Even when flying low, finding a tiny boat in the vast Mediterranean can strain the most experienced eyes. The three- to four-person crew of volunteers reports every little dot on the horizon that could potentially be people in distress.

“Target at 10 o’clock,” the Seabird’s photographer sitting in the back alerted on a recent flight.

The pilot veered left to inspect it.

“Fishing boat, disregard,” Bretschneider, the tactical coordinator, replied.

In rough seas, breaking waves can play tricks and for brief moments resemble wobbly boats in the distance. Frequently, the “targets” turn out to be nothing at all, and the Seabird returns to land hours later without any new information.

But finding boats in distress is only the first challenge. Getting them rescued is just as difficult, if not harder.

With the absence of state rescue vessels and NGO ships getting increasingly blocked from leaving port, Sea-Watch often relies on the good will of merchant vessels navigating the area. But many are also reluctant to get involved after several commercial ships found themselves stuck at sea for days as they waited for Italy’s or Malta’s permission to disembark rescued migrants. Others have taken them back to Libya in violation of maritime and refugee conventions.

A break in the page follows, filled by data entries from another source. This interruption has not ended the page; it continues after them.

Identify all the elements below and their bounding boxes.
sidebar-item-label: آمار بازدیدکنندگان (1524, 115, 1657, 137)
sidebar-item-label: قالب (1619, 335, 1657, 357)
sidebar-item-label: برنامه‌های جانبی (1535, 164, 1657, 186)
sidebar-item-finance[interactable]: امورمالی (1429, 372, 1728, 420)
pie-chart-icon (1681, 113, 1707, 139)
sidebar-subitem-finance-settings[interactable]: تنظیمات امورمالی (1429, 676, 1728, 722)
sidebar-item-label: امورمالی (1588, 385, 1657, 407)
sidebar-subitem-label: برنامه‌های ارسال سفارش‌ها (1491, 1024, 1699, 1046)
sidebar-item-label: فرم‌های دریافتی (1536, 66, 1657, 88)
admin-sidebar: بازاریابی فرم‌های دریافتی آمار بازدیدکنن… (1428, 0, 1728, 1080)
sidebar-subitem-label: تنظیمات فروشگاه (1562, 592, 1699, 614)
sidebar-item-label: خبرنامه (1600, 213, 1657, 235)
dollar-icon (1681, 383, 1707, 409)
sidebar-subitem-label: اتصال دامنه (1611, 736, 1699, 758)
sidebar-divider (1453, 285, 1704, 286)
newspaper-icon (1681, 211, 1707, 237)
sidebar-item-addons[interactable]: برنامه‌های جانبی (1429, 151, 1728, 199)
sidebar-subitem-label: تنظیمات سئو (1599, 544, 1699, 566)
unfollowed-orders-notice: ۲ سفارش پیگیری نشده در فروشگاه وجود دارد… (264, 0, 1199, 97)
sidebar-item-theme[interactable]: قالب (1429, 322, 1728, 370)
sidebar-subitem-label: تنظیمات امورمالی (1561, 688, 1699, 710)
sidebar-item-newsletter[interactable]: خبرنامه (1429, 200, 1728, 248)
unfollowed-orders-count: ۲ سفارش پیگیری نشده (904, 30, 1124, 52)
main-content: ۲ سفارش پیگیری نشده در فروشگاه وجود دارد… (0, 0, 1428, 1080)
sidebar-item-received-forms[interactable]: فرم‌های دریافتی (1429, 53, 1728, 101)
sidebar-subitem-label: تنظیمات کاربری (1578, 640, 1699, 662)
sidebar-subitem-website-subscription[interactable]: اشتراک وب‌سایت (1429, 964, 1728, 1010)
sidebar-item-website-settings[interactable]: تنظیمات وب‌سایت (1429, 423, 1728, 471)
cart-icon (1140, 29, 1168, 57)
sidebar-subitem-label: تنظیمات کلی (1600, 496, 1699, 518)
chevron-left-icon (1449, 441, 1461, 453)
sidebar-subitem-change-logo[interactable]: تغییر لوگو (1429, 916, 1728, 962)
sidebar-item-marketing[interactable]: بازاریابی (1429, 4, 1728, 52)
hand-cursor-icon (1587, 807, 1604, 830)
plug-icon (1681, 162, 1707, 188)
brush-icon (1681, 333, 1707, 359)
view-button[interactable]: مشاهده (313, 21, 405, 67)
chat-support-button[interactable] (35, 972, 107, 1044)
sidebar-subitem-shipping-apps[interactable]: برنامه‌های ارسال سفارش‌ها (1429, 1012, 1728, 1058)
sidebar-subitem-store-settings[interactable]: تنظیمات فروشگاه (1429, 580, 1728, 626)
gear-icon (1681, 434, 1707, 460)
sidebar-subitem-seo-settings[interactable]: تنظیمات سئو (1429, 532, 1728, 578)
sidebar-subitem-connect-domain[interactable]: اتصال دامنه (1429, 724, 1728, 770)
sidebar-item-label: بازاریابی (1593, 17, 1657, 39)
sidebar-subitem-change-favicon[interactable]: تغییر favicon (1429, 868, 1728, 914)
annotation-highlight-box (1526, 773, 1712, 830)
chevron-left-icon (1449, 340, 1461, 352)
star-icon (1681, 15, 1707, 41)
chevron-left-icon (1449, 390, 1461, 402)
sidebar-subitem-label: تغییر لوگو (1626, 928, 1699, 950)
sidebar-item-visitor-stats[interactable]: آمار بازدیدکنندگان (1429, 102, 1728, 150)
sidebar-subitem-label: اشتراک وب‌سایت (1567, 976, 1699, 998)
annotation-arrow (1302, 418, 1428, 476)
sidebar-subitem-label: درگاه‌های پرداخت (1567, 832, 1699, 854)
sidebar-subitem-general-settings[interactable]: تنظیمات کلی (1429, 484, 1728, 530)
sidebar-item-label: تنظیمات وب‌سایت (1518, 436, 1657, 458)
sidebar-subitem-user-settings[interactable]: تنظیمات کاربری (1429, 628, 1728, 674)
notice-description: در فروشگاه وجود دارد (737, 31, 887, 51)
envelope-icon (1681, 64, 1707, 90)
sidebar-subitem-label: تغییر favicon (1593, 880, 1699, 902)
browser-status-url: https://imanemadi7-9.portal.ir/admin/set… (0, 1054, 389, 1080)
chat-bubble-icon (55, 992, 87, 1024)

This week, a court in Naples convicted the captain of an Italian commercial ship for returning 101 migrants to Libya in 2018.

Without any state authority, the Seabird can only remind captains of their duty to rescue persons in distress. In this way, Bretschneider recently got an Italian supply vessel to save 65 people from a drifting migrant boat, just moments before the Libyan Coast Guard arrived.

On another mission a few days later, the Seabird returned from its flight without knowing what would happen to the people they had seen on the white rubber boat.

Bretschneider checked his phone at dinner that night, hoping for good news. On the other side of the Mediterranean, 17 bodies had washed up in Western Libya, apparently from a different boat.

The next day the Seabird took off to look for the white rubber boat again, in vain. On their way back, they got a message from land.

The white rubber boat had reached waters near Lampedusa and was picked up by the Italian Coast Guard. The people had made it.